The University of Idaho College of Engineering received an On-the-Job Training/Supportive Services discretionary award from the Federal Highway Administration. The $58,179 award will be used to host a Junior Engineering Math and Science Summer Transportation Institute at the UI in Moscow. Similar summer institutes have been held the past 42 years.
Under the unique educational experience, high school students are invited to register for a two-credit Introduction to Engineering course. It is intended to increase participation in transportation engineering fields and boost enrollment in college engineering programs.

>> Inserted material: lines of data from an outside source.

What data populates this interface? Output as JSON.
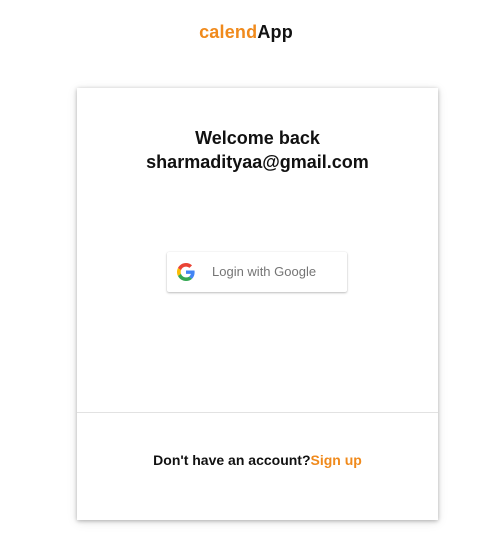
{
  "brand": {
    "accent_text": "calend",
    "main_text": "App",
    "accent_color": "#f08a1c"
  },
  "card": {
    "welcome_line1": "Welcome back",
    "welcome_line2": "sharmadityaa@gmail.com",
    "google_button": {
      "label": "Login with Google",
      "icon": "google-g-icon"
    },
    "footer": {
      "prompt": "Don't have an account?",
      "signup_label": "Sign up"
    }
  }
}
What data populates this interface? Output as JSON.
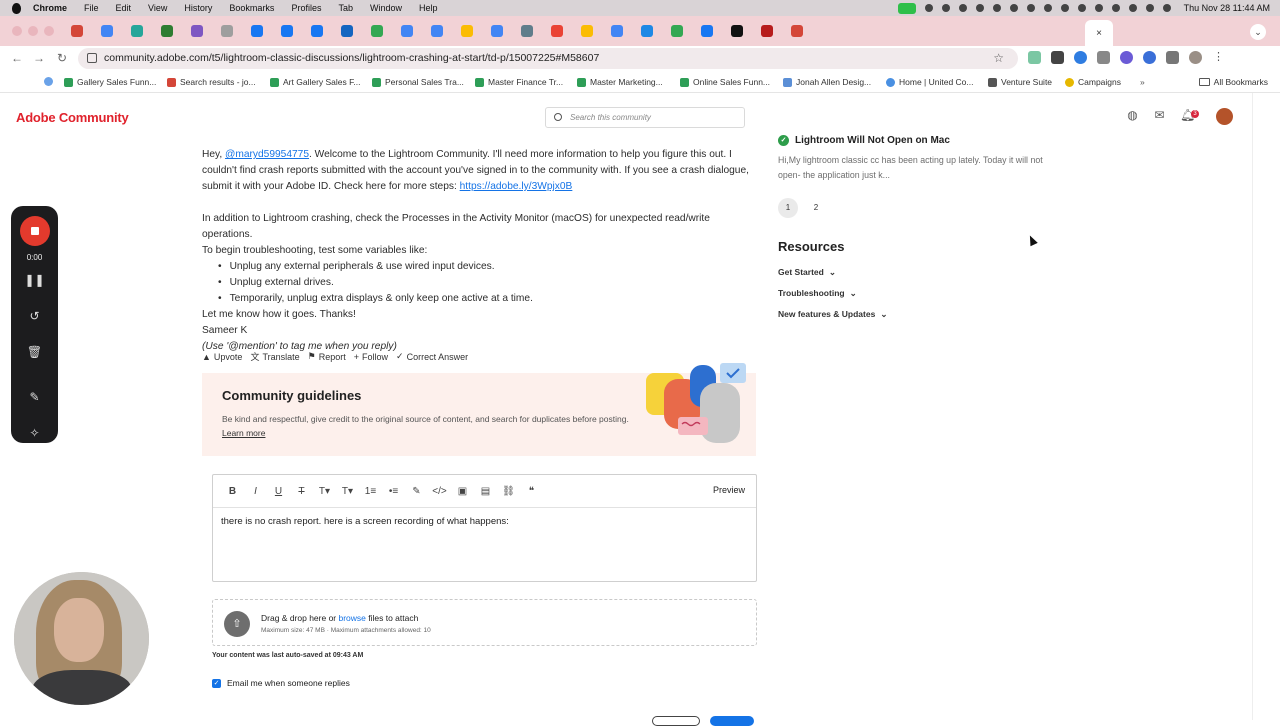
{
  "macos_menubar": {
    "app": "Chrome",
    "menus": [
      "File",
      "Edit",
      "View",
      "History",
      "Bookmarks",
      "Profiles",
      "Tab",
      "Window",
      "Help"
    ],
    "clock": "Thu Nov 28  11:44 AM"
  },
  "browser": {
    "url": "community.adobe.com/t5/lightroom-classic-discussions/lightroom-crashing-at-start/td-p/15007225#M58607",
    "active_tab_close": "×",
    "bookmarks": [
      "Gallery Sales Funn...",
      "Search results - jo...",
      "Art Gallery Sales F...",
      "Personal Sales Tra...",
      "Master Finance Tr...",
      "Master Marketing...",
      "Online Sales Funn...",
      "Jonah Allen Desig...",
      "Home | United Co...",
      "Venture Suite",
      "Campaigns"
    ],
    "all_bookmarks": "All Bookmarks"
  },
  "site": {
    "logo": "Adobe Community",
    "search_placeholder": "Search this community",
    "notification_count": "3"
  },
  "post": {
    "greeting_pre": "Hey, ",
    "mention": "@maryd59954775",
    "greeting_post": ". Welcome to the Lightroom Community. I'll need more information to help you figure this out. I couldn't find crash reports submitted with the account you've signed in to the community with. If you see a crash dialogue, submit it with your Adobe ID. Check here for more steps: ",
    "link": "https://adobe.ly/3Wpjx0B",
    "para2_line1": "In addition to Lightroom crashing, check the Processes in the Activity Monitor (macOS) for unexpected read/write operations.",
    "para2_line2": "To begin troubleshooting, test some variables like:",
    "bullets": [
      "Unplug any external peripherals & use wired input devices.",
      "Unplug external drives.",
      "Temporarily, unplug extra displays & only keep one active at a time."
    ],
    "closing": "Let me know how it goes. Thanks!",
    "author": "Sameer K",
    "note": "(Use '@mention' to tag me when you reply)"
  },
  "actions": {
    "upvote": "Upvote",
    "translate": "Translate",
    "report": "Report",
    "follow": "Follow",
    "correct": "Correct Answer"
  },
  "guidelines": {
    "title": "Community guidelines",
    "desc": "Be kind and respectful, give credit to the original source of content, and search for duplicates before posting.",
    "more": "Learn more"
  },
  "editor": {
    "preview": "Preview",
    "content": "there is no crash report. here is a screen recording of what happens:",
    "toolbar": [
      "B",
      "I",
      "U",
      "T",
      "T▾",
      "T▾",
      "1≡",
      "•≡",
      "✎",
      "</>",
      "▣",
      "▤",
      "⛓",
      "❝"
    ]
  },
  "attach": {
    "pre": "Drag & drop here or ",
    "browse": "browse",
    "post": " files to attach",
    "limits": "Maximum size: 47 MB · Maximum attachments allowed: 10"
  },
  "autosave": "Your content was last auto-saved at 09:43 AM",
  "email_label": "Email me when someone replies",
  "sidebar": {
    "related_title": "Lightroom Will Not Open on Mac",
    "related_excerpt": "Hi,My lightroom classic cc has been acting up lately. Today it will not open- the application just k...",
    "pages": [
      "1",
      "2"
    ],
    "resources_title": "Resources",
    "resources": [
      "Get Started",
      "Troubleshooting",
      "New features & Updates"
    ]
  },
  "recorder": {
    "time": "0:00"
  }
}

Participants live on the Moscow campus, attend courses and laboratories at the university, and engage in challenging design projects. The college atmosphere provides students a transitional experience between high school and college.
Other board business
Projects for use of Economic Stimulus Savings
The proposed projects were selected from an internal list developed in anticipation of a second economic stimulus package that did not materialize. Some of the projects being proposed for funding include a bridge preservation project on Idaho 75 in District 4, pedestrian ramps in districts 5 and 6 to comply with the Americans with Disabilities Act, and a local project to coordinate traffic signals in Ada County.
Road use Fees for non-reducible overlegal permits
Non-reducible loads are those that cannot be broken into smaller units, such as a manufactured home. It is not possible to remove a portion of it to haul on another vehicle. An example of a reducible load is hay. Hay bales can be taken off the load and placed on another one so the vehicle does not exceed the legal weight limit.

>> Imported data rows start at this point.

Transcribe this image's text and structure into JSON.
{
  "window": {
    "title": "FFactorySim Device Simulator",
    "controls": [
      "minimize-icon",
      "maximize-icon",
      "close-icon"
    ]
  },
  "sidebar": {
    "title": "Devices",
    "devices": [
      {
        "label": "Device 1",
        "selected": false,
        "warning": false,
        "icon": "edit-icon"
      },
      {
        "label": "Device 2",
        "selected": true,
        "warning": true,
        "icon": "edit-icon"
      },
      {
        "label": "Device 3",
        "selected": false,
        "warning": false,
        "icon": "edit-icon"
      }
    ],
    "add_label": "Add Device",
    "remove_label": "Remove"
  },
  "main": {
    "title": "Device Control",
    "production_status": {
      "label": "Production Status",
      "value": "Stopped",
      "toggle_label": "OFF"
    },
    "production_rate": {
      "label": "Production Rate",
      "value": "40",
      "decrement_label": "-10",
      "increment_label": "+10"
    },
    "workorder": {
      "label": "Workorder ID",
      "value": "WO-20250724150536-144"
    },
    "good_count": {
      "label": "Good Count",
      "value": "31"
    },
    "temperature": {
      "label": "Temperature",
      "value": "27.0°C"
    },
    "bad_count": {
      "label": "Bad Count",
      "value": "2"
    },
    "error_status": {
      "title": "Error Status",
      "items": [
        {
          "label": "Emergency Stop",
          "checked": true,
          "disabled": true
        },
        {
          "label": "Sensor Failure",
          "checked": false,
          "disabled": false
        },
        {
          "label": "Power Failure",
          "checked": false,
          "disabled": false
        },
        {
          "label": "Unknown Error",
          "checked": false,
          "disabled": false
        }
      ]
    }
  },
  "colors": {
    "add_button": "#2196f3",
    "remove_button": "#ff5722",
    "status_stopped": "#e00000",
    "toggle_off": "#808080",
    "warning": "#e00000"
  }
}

Vehicles or loads that are non-reducible and exceed legal axle weights or 80,000 pounds are required to secure a permit and pay road use fees. Those fees are in addition to the registration fees. Carriers can either get a single trip permit or an annual permit.
The fee per mile is determined by the total number of axles and the gross weight. The minimum fee is 4 cents per mile and increases 4 cents per mile for every 2,000-pound increase in weight. The weight formula changes to 7 cents per mile for every 2,000 pound increase at a certain point.

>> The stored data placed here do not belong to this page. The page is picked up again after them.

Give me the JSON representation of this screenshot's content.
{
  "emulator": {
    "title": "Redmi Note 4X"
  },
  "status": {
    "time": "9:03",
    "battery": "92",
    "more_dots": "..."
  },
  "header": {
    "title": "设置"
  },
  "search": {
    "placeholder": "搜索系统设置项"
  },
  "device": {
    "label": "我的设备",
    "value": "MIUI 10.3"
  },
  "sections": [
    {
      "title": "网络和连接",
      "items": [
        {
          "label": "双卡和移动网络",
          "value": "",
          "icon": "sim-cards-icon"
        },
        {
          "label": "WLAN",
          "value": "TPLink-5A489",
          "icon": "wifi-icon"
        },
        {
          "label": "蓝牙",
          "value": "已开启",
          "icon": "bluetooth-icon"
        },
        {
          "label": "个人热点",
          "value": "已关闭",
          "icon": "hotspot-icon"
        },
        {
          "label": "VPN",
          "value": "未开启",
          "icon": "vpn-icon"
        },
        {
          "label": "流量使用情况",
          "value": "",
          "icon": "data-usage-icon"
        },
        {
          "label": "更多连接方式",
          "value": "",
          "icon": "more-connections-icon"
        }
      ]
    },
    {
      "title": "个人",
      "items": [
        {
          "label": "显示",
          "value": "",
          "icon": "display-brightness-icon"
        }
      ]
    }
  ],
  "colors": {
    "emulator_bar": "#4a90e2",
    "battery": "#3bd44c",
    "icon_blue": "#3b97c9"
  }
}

The fee structure is arranged so that the fewer the axles used to distribute the weight, the higher the fee per mile. This encourages carriers to use more axles to distribute the weight and lessen the impact to the highway infrastructure.
The fee structure, established in Idaho Code, has been in place since 1998. It replaced the previous weight distance fees.
In fiscal year 2009, annual permit fees generated $729,565 and single-trip permit fees resulted in revenue of $604,067.